A MultiAssayExperiment object containing exposure and omics data.

p_thresh

A numeric value specifying the p-value threshold for normality. Variables with p.value < p_thresh are removed. Default is 0.05.

Value

A MultiAssayExperiment object with non-normal exposure variables removed.

Details

The function identifies exposure variables that fail a normality test using metadata(expomicset)$transformation$norm_df.

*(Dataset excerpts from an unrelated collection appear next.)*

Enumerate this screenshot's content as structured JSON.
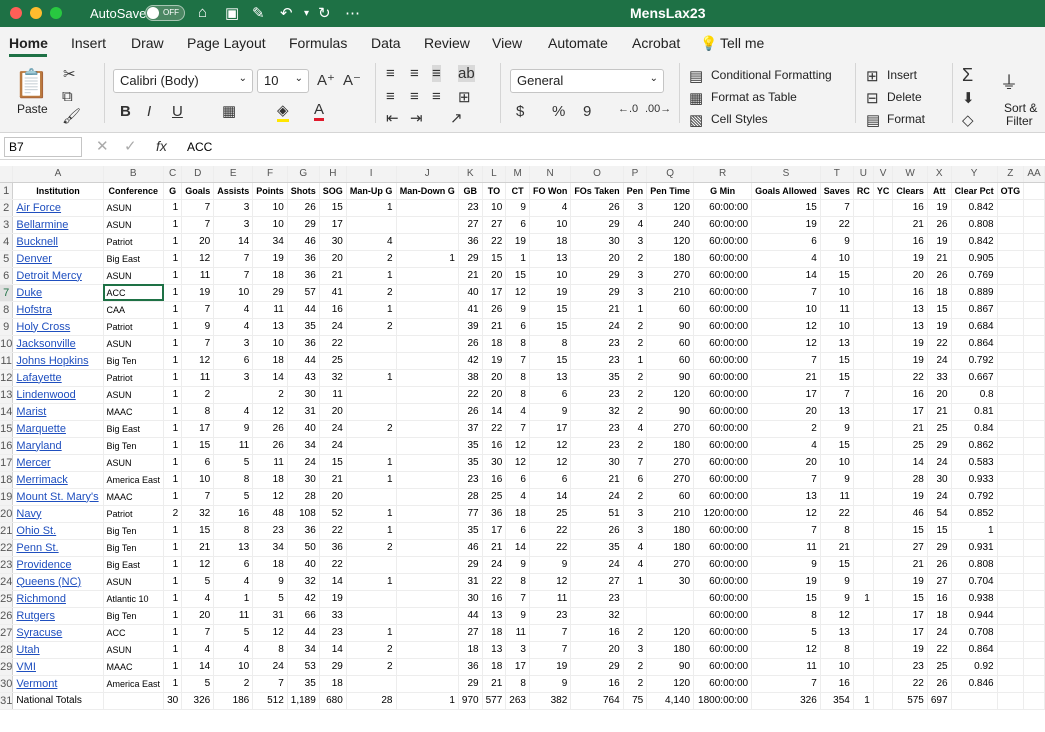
{
  "window": {
    "autosave_label": "AutoSave",
    "autosave_state": "OFF",
    "doc_title": "MensLax23",
    "colors": {
      "titlebar": "#1e7145",
      "close": "#ff5f57",
      "minimize": "#febc2e",
      "zoom": "#28c840"
    }
  },
  "menu": [
    "Home",
    "Insert",
    "Draw",
    "Page Layout",
    "Formulas",
    "Data",
    "Review",
    "View",
    "Automate",
    "Acrobat",
    "Tell me"
  ],
  "ribbon": {
    "paste": "Paste",
    "font_name": "Calibri (Body)",
    "font_size": "10",
    "bold": "B",
    "italic": "I",
    "underline": "U",
    "number_format": "General",
    "currency": "$",
    "percent": "%",
    "comma": "9",
    "conditional_formatting": "Conditional Formatting",
    "format_as_table": "Format as Table",
    "cell_styles": "Cell Styles",
    "insert": "Insert",
    "delete": "Delete",
    "format": "Format",
    "sort_filter_1": "Sort &",
    "sort_filter_2": "Filter"
  },
  "formula_bar": {
    "cell_ref": "B7",
    "fx": "fx",
    "value": "ACC"
  },
  "columns": [
    "A",
    "B",
    "C",
    "D",
    "E",
    "F",
    "G",
    "H",
    "I",
    "J",
    "K",
    "L",
    "M",
    "N",
    "O",
    "P",
    "Q",
    "R",
    "S",
    "T",
    "U",
    "V",
    "W",
    "X",
    "Y",
    "Z",
    "AA"
  ],
  "headers": [
    "Institution",
    "Conference",
    "G",
    "Goals",
    "Assists",
    "Points",
    "Shots",
    "SOG",
    "Man-Up G",
    "Man-Down G",
    "GB",
    "TO",
    "CT",
    "FO Won",
    "FOs Taken",
    "Pen",
    "Pen Time",
    "G Min",
    "Goals Allowed",
    "Saves",
    "RC",
    "YC",
    "Clears",
    "Att",
    "Clear Pct",
    "OTG",
    ""
  ],
  "rows": [
    [
      "Air Force",
      "ASUN",
      "1",
      "7",
      "3",
      "10",
      "26",
      "15",
      "1",
      "",
      "23",
      "10",
      "9",
      "4",
      "26",
      "3",
      "120",
      "60:00:00",
      "15",
      "7",
      "",
      "",
      "16",
      "19",
      "0.842",
      "",
      ""
    ],
    [
      "Bellarmine",
      "ASUN",
      "1",
      "7",
      "3",
      "10",
      "29",
      "17",
      "",
      "",
      "27",
      "27",
      "6",
      "10",
      "29",
      "4",
      "240",
      "60:00:00",
      "19",
      "22",
      "",
      "",
      "21",
      "26",
      "0.808",
      "",
      ""
    ],
    [
      "Bucknell",
      "Patriot",
      "1",
      "20",
      "14",
      "34",
      "46",
      "30",
      "4",
      "",
      "36",
      "22",
      "19",
      "18",
      "30",
      "3",
      "120",
      "60:00:00",
      "6",
      "9",
      "",
      "",
      "16",
      "19",
      "0.842",
      "",
      ""
    ],
    [
      "Denver",
      "Big East",
      "1",
      "12",
      "7",
      "19",
      "36",
      "20",
      "2",
      "1",
      "29",
      "15",
      "1",
      "13",
      "20",
      "2",
      "180",
      "60:00:00",
      "4",
      "10",
      "",
      "",
      "19",
      "21",
      "0.905",
      "",
      ""
    ],
    [
      "Detroit Mercy",
      "ASUN",
      "1",
      "11",
      "7",
      "18",
      "36",
      "21",
      "1",
      "",
      "21",
      "20",
      "15",
      "10",
      "29",
      "3",
      "270",
      "60:00:00",
      "14",
      "15",
      "",
      "",
      "20",
      "26",
      "0.769",
      "",
      ""
    ],
    [
      "Duke",
      "ACC",
      "1",
      "19",
      "10",
      "29",
      "57",
      "41",
      "2",
      "",
      "40",
      "17",
      "12",
      "19",
      "29",
      "3",
      "210",
      "60:00:00",
      "7",
      "10",
      "",
      "",
      "16",
      "18",
      "0.889",
      "",
      ""
    ],
    [
      "Hofstra",
      "CAA",
      "1",
      "7",
      "4",
      "11",
      "44",
      "16",
      "1",
      "",
      "41",
      "26",
      "9",
      "15",
      "21",
      "1",
      "60",
      "60:00:00",
      "10",
      "11",
      "",
      "",
      "13",
      "15",
      "0.867",
      "",
      ""
    ],
    [
      "Holy Cross",
      "Patriot",
      "1",
      "9",
      "4",
      "13",
      "35",
      "24",
      "2",
      "",
      "39",
      "21",
      "6",
      "15",
      "24",
      "2",
      "90",
      "60:00:00",
      "12",
      "10",
      "",
      "",
      "13",
      "19",
      "0.684",
      "",
      ""
    ],
    [
      "Jacksonville",
      "ASUN",
      "1",
      "7",
      "3",
      "10",
      "36",
      "22",
      "",
      "",
      "26",
      "18",
      "8",
      "8",
      "23",
      "2",
      "60",
      "60:00:00",
      "12",
      "13",
      "",
      "",
      "19",
      "22",
      "0.864",
      "",
      ""
    ],
    [
      "Johns Hopkins",
      "Big Ten",
      "1",
      "12",
      "6",
      "18",
      "44",
      "25",
      "",
      "",
      "42",
      "19",
      "7",
      "15",
      "23",
      "1",
      "60",
      "60:00:00",
      "7",
      "15",
      "",
      "",
      "19",
      "24",
      "0.792",
      "",
      ""
    ],
    [
      "Lafayette",
      "Patriot",
      "1",
      "11",
      "3",
      "14",
      "43",
      "32",
      "1",
      "",
      "38",
      "20",
      "8",
      "13",
      "35",
      "2",
      "90",
      "60:00:00",
      "21",
      "15",
      "",
      "",
      "22",
      "33",
      "0.667",
      "",
      ""
    ],
    [
      "Lindenwood",
      "ASUN",
      "1",
      "2",
      "",
      "2",
      "30",
      "11",
      "",
      "",
      "22",
      "20",
      "8",
      "6",
      "23",
      "2",
      "120",
      "60:00:00",
      "17",
      "7",
      "",
      "",
      "16",
      "20",
      "0.8",
      "",
      ""
    ],
    [
      "Marist",
      "MAAC",
      "1",
      "8",
      "4",
      "12",
      "31",
      "20",
      "",
      "",
      "26",
      "14",
      "4",
      "9",
      "32",
      "2",
      "90",
      "60:00:00",
      "20",
      "13",
      "",
      "",
      "17",
      "21",
      "0.81",
      "",
      ""
    ],
    [
      "Marquette",
      "Big East",
      "1",
      "17",
      "9",
      "26",
      "40",
      "24",
      "2",
      "",
      "37",
      "22",
      "7",
      "17",
      "23",
      "4",
      "270",
      "60:00:00",
      "2",
      "9",
      "",
      "",
      "21",
      "25",
      "0.84",
      "",
      ""
    ],
    [
      "Maryland",
      "Big Ten",
      "1",
      "15",
      "11",
      "26",
      "34",
      "24",
      "",
      "",
      "35",
      "16",
      "12",
      "12",
      "23",
      "2",
      "180",
      "60:00:00",
      "4",
      "15",
      "",
      "",
      "25",
      "29",
      "0.862",
      "",
      ""
    ],
    [
      "Mercer",
      "ASUN",
      "1",
      "6",
      "5",
      "11",
      "24",
      "15",
      "1",
      "",
      "35",
      "30",
      "12",
      "12",
      "30",
      "7",
      "270",
      "60:00:00",
      "20",
      "10",
      "",
      "",
      "14",
      "24",
      "0.583",
      "",
      ""
    ],
    [
      "Merrimack",
      "America East",
      "1",
      "10",
      "8",
      "18",
      "30",
      "21",
      "1",
      "",
      "23",
      "16",
      "6",
      "6",
      "21",
      "6",
      "270",
      "60:00:00",
      "7",
      "9",
      "",
      "",
      "28",
      "30",
      "0.933",
      "",
      ""
    ],
    [
      "Mount St. Mary's",
      "MAAC",
      "1",
      "7",
      "5",
      "12",
      "28",
      "20",
      "",
      "",
      "28",
      "25",
      "4",
      "14",
      "24",
      "2",
      "60",
      "60:00:00",
      "13",
      "11",
      "",
      "",
      "19",
      "24",
      "0.792",
      "",
      ""
    ],
    [
      "Navy",
      "Patriot",
      "2",
      "32",
      "16",
      "48",
      "108",
      "52",
      "1",
      "",
      "77",
      "36",
      "18",
      "25",
      "51",
      "3",
      "210",
      "120:00:00",
      "12",
      "22",
      "",
      "",
      "46",
      "54",
      "0.852",
      "",
      ""
    ],
    [
      "Ohio St.",
      "Big Ten",
      "1",
      "15",
      "8",
      "23",
      "36",
      "22",
      "1",
      "",
      "35",
      "17",
      "6",
      "22",
      "26",
      "3",
      "180",
      "60:00:00",
      "7",
      "8",
      "",
      "",
      "15",
      "15",
      "1",
      "",
      ""
    ],
    [
      "Penn St.",
      "Big Ten",
      "1",
      "21",
      "13",
      "34",
      "50",
      "36",
      "2",
      "",
      "46",
      "21",
      "14",
      "22",
      "35",
      "4",
      "180",
      "60:00:00",
      "11",
      "21",
      "",
      "",
      "27",
      "29",
      "0.931",
      "",
      ""
    ],
    [
      "Providence",
      "Big East",
      "1",
      "12",
      "6",
      "18",
      "40",
      "22",
      "",
      "",
      "29",
      "24",
      "9",
      "9",
      "24",
      "4",
      "270",
      "60:00:00",
      "9",
      "15",
      "",
      "",
      "21",
      "26",
      "0.808",
      "",
      ""
    ],
    [
      "Queens (NC)",
      "ASUN",
      "1",
      "5",
      "4",
      "9",
      "32",
      "14",
      "1",
      "",
      "31",
      "22",
      "8",
      "12",
      "27",
      "1",
      "30",
      "60:00:00",
      "19",
      "9",
      "",
      "",
      "19",
      "27",
      "0.704",
      "",
      ""
    ],
    [
      "Richmond",
      "Atlantic 10",
      "1",
      "4",
      "1",
      "5",
      "42",
      "19",
      "",
      "",
      "30",
      "16",
      "7",
      "11",
      "23",
      "",
      "",
      "60:00:00",
      "15",
      "9",
      "1",
      "",
      "15",
      "16",
      "0.938",
      "",
      ""
    ],
    [
      "Rutgers",
      "Big Ten",
      "1",
      "20",
      "11",
      "31",
      "66",
      "33",
      "",
      "",
      "44",
      "13",
      "9",
      "23",
      "32",
      "",
      "",
      "60:00:00",
      "8",
      "12",
      "",
      "",
      "17",
      "18",
      "0.944",
      "",
      ""
    ],
    [
      "Syracuse",
      "ACC",
      "1",
      "7",
      "5",
      "12",
      "44",
      "23",
      "1",
      "",
      "27",
      "18",
      "11",
      "7",
      "16",
      "2",
      "120",
      "60:00:00",
      "5",
      "13",
      "",
      "",
      "17",
      "24",
      "0.708",
      "",
      ""
    ],
    [
      "Utah",
      "ASUN",
      "1",
      "4",
      "4",
      "8",
      "34",
      "14",
      "2",
      "",
      "18",
      "13",
      "3",
      "7",
      "20",
      "3",
      "180",
      "60:00:00",
      "12",
      "8",
      "",
      "",
      "19",
      "22",
      "0.864",
      "",
      ""
    ],
    [
      "VMI",
      "MAAC",
      "1",
      "14",
      "10",
      "24",
      "53",
      "29",
      "2",
      "",
      "36",
      "18",
      "17",
      "19",
      "29",
      "2",
      "90",
      "60:00:00",
      "11",
      "10",
      "",
      "",
      "23",
      "25",
      "0.92",
      "",
      ""
    ],
    [
      "Vermont",
      "America East",
      "1",
      "5",
      "2",
      "7",
      "35",
      "18",
      "",
      "",
      "29",
      "21",
      "8",
      "9",
      "16",
      "2",
      "120",
      "60:00:00",
      "7",
      "16",
      "",
      "",
      "22",
      "26",
      "0.846",
      "",
      ""
    ],
    [
      "National Totals",
      "",
      "30",
      "326",
      "186",
      "512",
      "1,189",
      "680",
      "28",
      "1",
      "970",
      "577",
      "263",
      "382",
      "764",
      "75",
      "4,140",
      "1800:00:00",
      "326",
      "354",
      "1",
      "",
      "575",
      "697",
      "",
      "",
      ""
    ]
  ]
}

  • Exposure variables with p.value < p_thresh are removed from colData(expomicset).

  • The same filtering is applied to colData in each experiment within experiments(expomicset).

Examples

# Create example data
mae <- make_example_data(
    n_samples = 20,
    return_mae = TRUE
)
#> Ensuring all omics datasets are matrices with column names.
#> Creating SummarizedExperiment objects.
#> Creating MultiAssayExperiment object.
#> MultiAssayExperiment created successfully.

# Test for normality
mae <- mae |>
    run_normality_check() |>
    transform_exposure(exposure_cols = c("age", "bmi", "exposure_pm25"))
#> Checking Normality Using Shapiro-Wilk Test
#> 2 Exposure Variables are Normally Distributed
#> 2 Exposure Variables are NOT Normally Distributed
#> Applying the boxcox_best transformation.

# Remove non-normal variables
mae_filtered <- mae |>
    filter_non_normal()
#> Filtering out 0 non-normal exposure variables.